Statistics compiled from dog bite instances have consistently shown that Pit bulls are the type of dog disproportionately involved in most fatal dog attacks on people in the United States. Further, dog bite statistics clearly show that people who are least able to defend themselves, such as the young or elderly, are usually the victims of fatal dog attack.
In November in Baltimore City, Maryland, in November 2013, a pit bull took the life of another relatively defenseless person – a 56-year-old lady confined to a wheelchair because of cerebral palsy.
The pit bull, described as being greatly loved by the victim and cared for by the victim since he was a puppy, was a four-year-old male, named Boosie. Family members report that the victim was extremely attached to the dog. She treated the dog as if it was her child, and she allowed Boosie to sleep in the bed with her. On the other hand, a neighbor said that the dog looked vicious.
Discovery revealed that Boosie had seriously attacked the victim, causing significant injury, on two previous occasions. Animal control had knowledge about these attacks, and quarantined the dog, but then returned Boosie to the owner despite the objections from family members.

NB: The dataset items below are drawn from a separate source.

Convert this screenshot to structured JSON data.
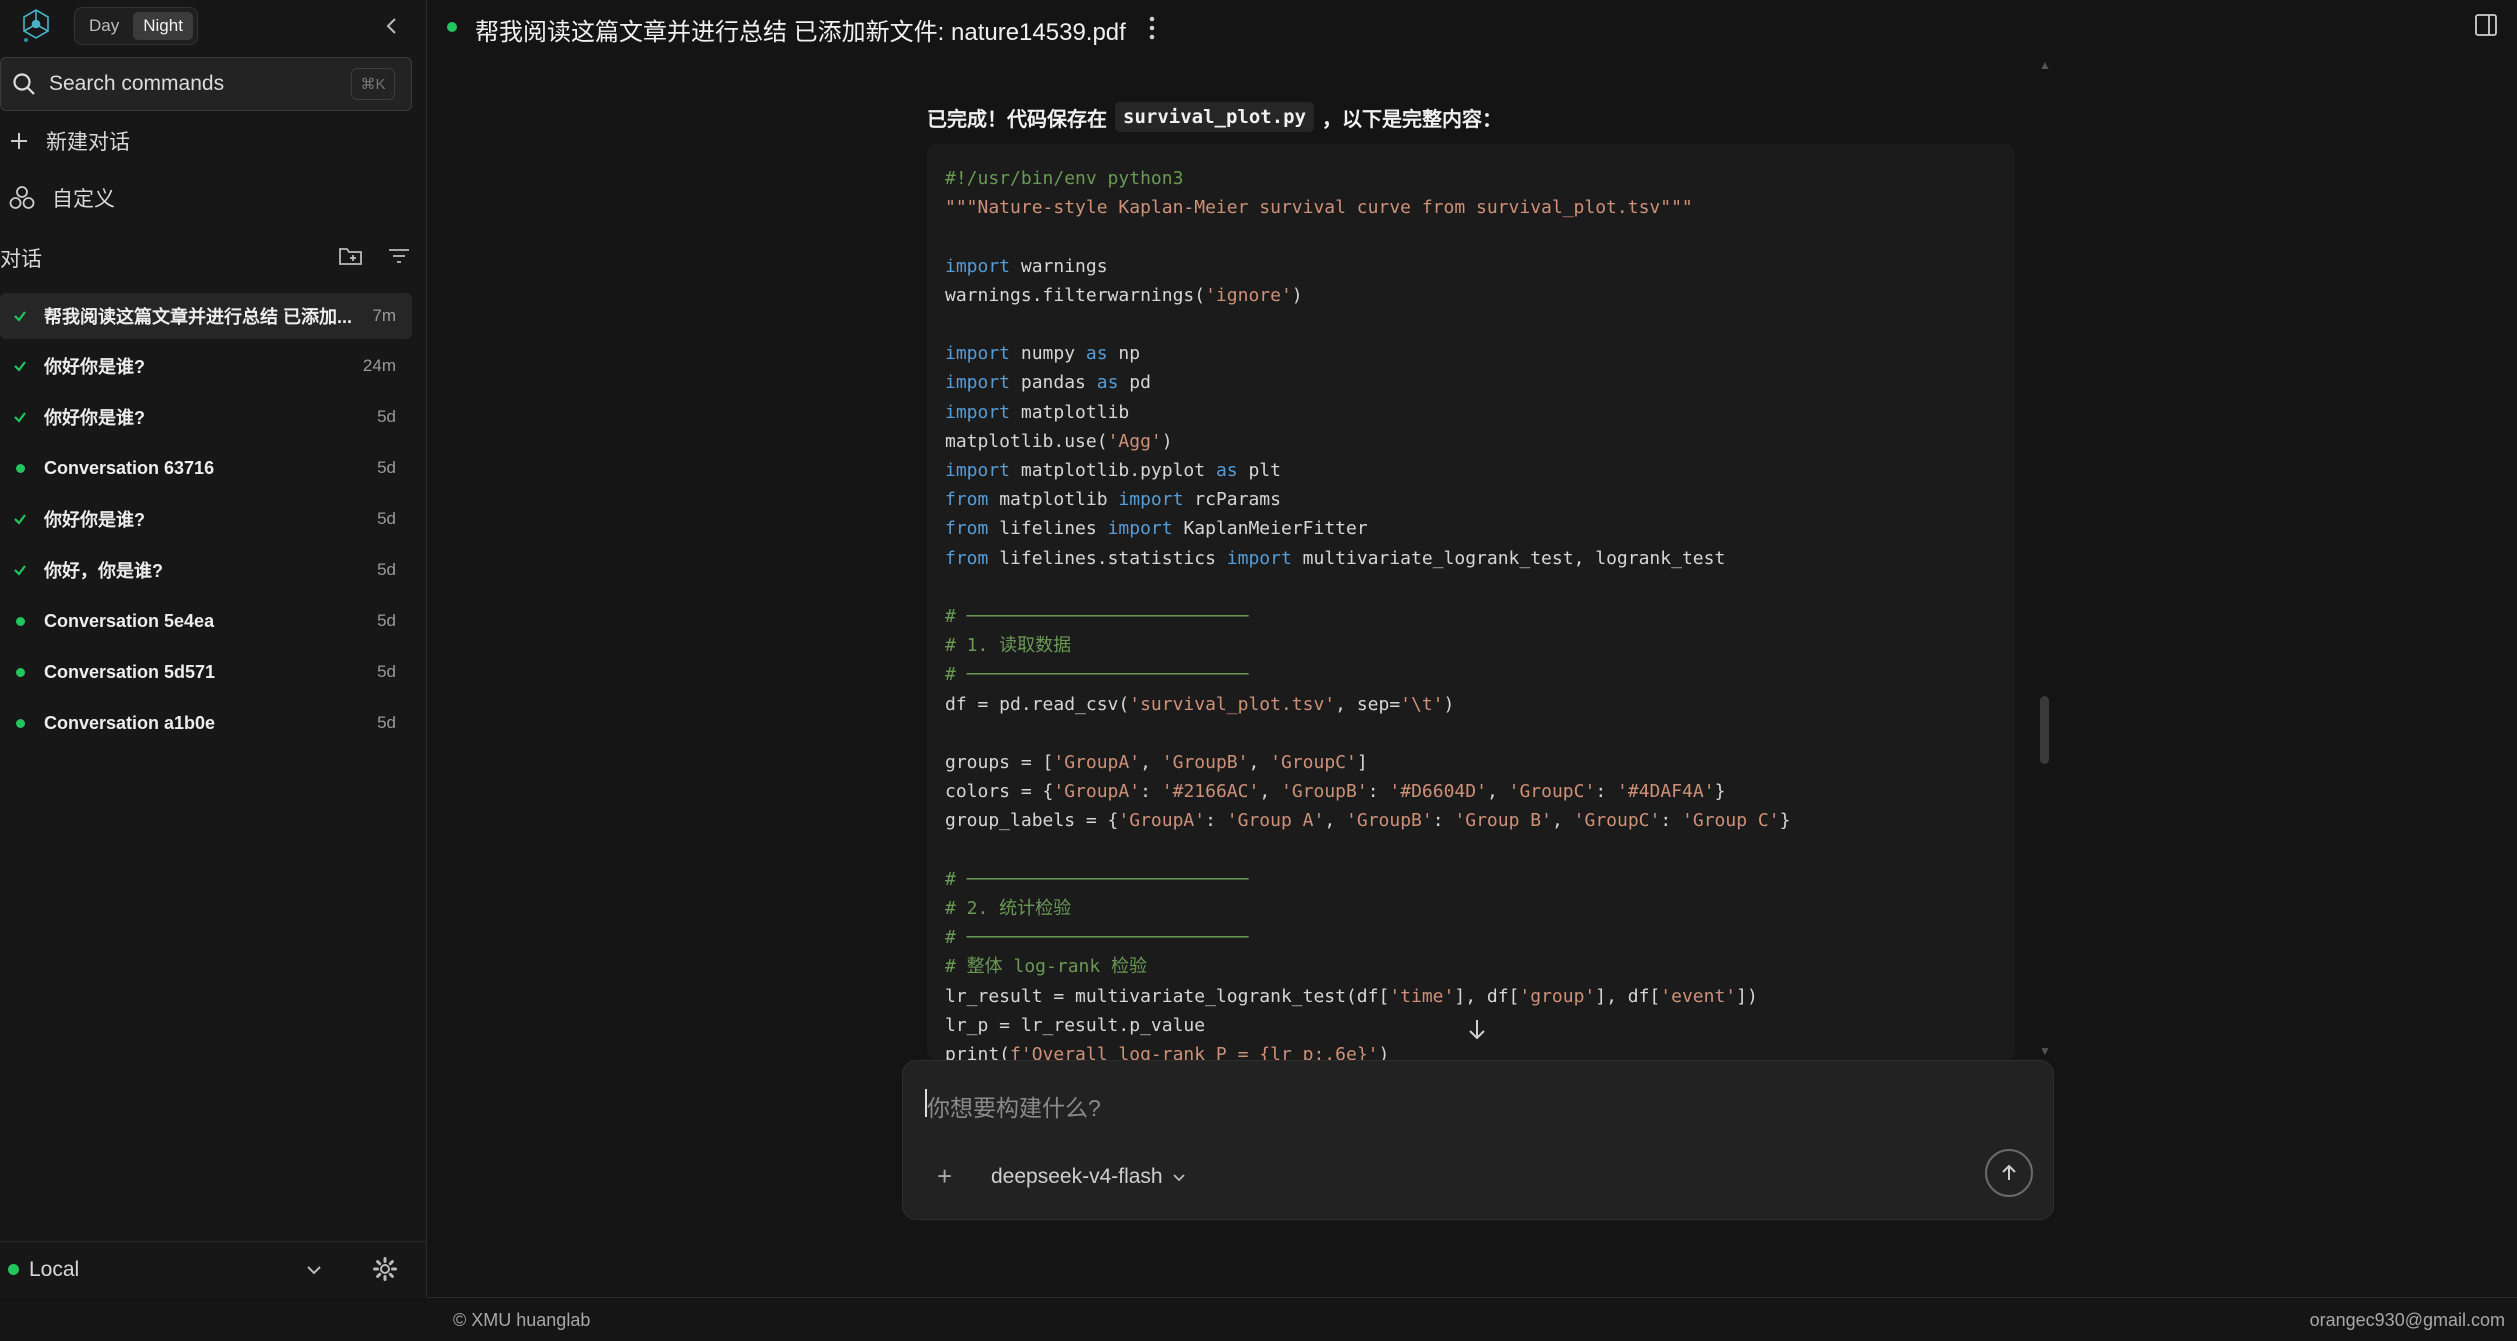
{
  "theme": {
    "day_label": "Day",
    "night_label": "Night",
    "active": "Night"
  },
  "search": {
    "label": "Search commands",
    "shortcut": "⌘K"
  },
  "nav": {
    "new_chat": "新建对话",
    "customize": "自定义"
  },
  "section": {
    "title": "对话"
  },
  "conversations": [
    {
      "title": "帮我阅读这篇文章并进行总结 已添加...",
      "time": "7m",
      "status": "done",
      "active": true
    },
    {
      "title": "你好你是谁?",
      "time": "24m",
      "status": "done"
    },
    {
      "title": "你好你是谁?",
      "time": "5d",
      "status": "done"
    },
    {
      "title": "Conversation 63716",
      "time": "5d",
      "status": "dot"
    },
    {
      "title": "你好你是谁?",
      "time": "5d",
      "status": "done"
    },
    {
      "title": "你好，你是谁?",
      "time": "5d",
      "status": "done"
    },
    {
      "title": "Conversation 5e4ea",
      "time": "5d",
      "status": "dot"
    },
    {
      "title": "Conversation 5d571",
      "time": "5d",
      "status": "dot"
    },
    {
      "title": "Conversation a1b0e",
      "time": "5d",
      "status": "dot"
    }
  ],
  "environment": {
    "label": "Local"
  },
  "header": {
    "title": "帮我阅读这篇文章并进行总结 已添加新文件: nature14539.pdf"
  },
  "message": {
    "intro_before": "已完成！代码保存在",
    "intro_code": "survival_plot.py",
    "intro_after": "，以下是完整内容："
  },
  "code": {
    "l01": "#!/usr/bin/env python3",
    "l02": "\"\"\"Nature-style Kaplan-Meier survival curve from survival_plot.tsv\"\"\"",
    "k_import": "import",
    "k_from": "from",
    "k_as": "as",
    "t_warnings": " warnings",
    "l05": "warnings.filterwarnings(",
    "s_ignore": "'ignore'",
    "close_paren": ")",
    "t_numpy": " numpy ",
    "t_np": " np",
    "t_pandas": " pandas ",
    "t_pd": " pd",
    "t_matplotlib": " matplotlib",
    "l10": "matplotlib.use(",
    "s_agg": "'Agg'",
    "t_pyplot": " matplotlib.pyplot ",
    "t_plt": " plt",
    "t_mpl_from": " matplotlib ",
    "t_rcparams": " rcParams",
    "t_lifelines": " lifelines ",
    "t_kmf": " KaplanMeierFitter",
    "t_lifestats": " lifelines.statistics ",
    "t_tests": " multivariate_logrank_test, logrank_test",
    "c_rule": "# ──────────────────────────",
    "c_sec1": "# 1. 读取数据",
    "l21a": "df = pd.read_csv(",
    "s_tsv": "'survival_plot.tsv'",
    "l21b": ", sep=",
    "s_tab": "'\\t'",
    "l23a": "groups = [",
    "s_ga": "'GroupA'",
    "s_gb": "'GroupB'",
    "s_gc": "'GroupC'",
    "comma": ", ",
    "l23b": "]",
    "l24a": "colors = {",
    "colon": ": ",
    "s_c1": "'#2166AC'",
    "s_c2": "'#D6604D'",
    "s_c3": "'#4DAF4A'",
    "rbrace": "}",
    "l25a": "group_labels = {",
    "s_la": "'Group A'",
    "s_lb": "'Group B'",
    "s_lc": "'Group C'",
    "c_sec2": "# 2. 统计检验",
    "c_overall": "# 整体 log-rank 检验",
    "l31a": "lr_result = multivariate_logrank_test(df[",
    "s_time": "'time'",
    "l31b": "], df[",
    "s_group": "'group'",
    "s_event": "'event'",
    "l31c": "])",
    "l32": "lr_p = lr_result.p_value",
    "l33a": "print(",
    "s_fstr": "f'Overall log-rank P = {lr_p:.6e}'"
  },
  "composer": {
    "placeholder": "你想要构建什么?",
    "model": "deepseek-v4-flash"
  },
  "footer": {
    "left": "© XMU huanglab",
    "right": "orangec930@gmail.com"
  }
}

From an animal behavior perspective, it remains uncertain as to the motivation underlying Boosie’s attack on this lady. Details concerning the circumstances surrounding the incident are lacking. Nevertheless, it’s likely that the victim played socially subservient role to the dog, probably deferring to the dog in many instances, in large part because of her limitations as a result of being confined to a wheelchair. At the time of the attack, the victim was probably in her wheelchair, possibly moving in it, and she may have inadvertently hit the dog while he was sleeping or resting. This caused him to startle and attack. At the time of this attack the victim was not alone: an adult male companion was present, but he could not stop the attack, and he was unsuccessful at reviving the victim with CPR.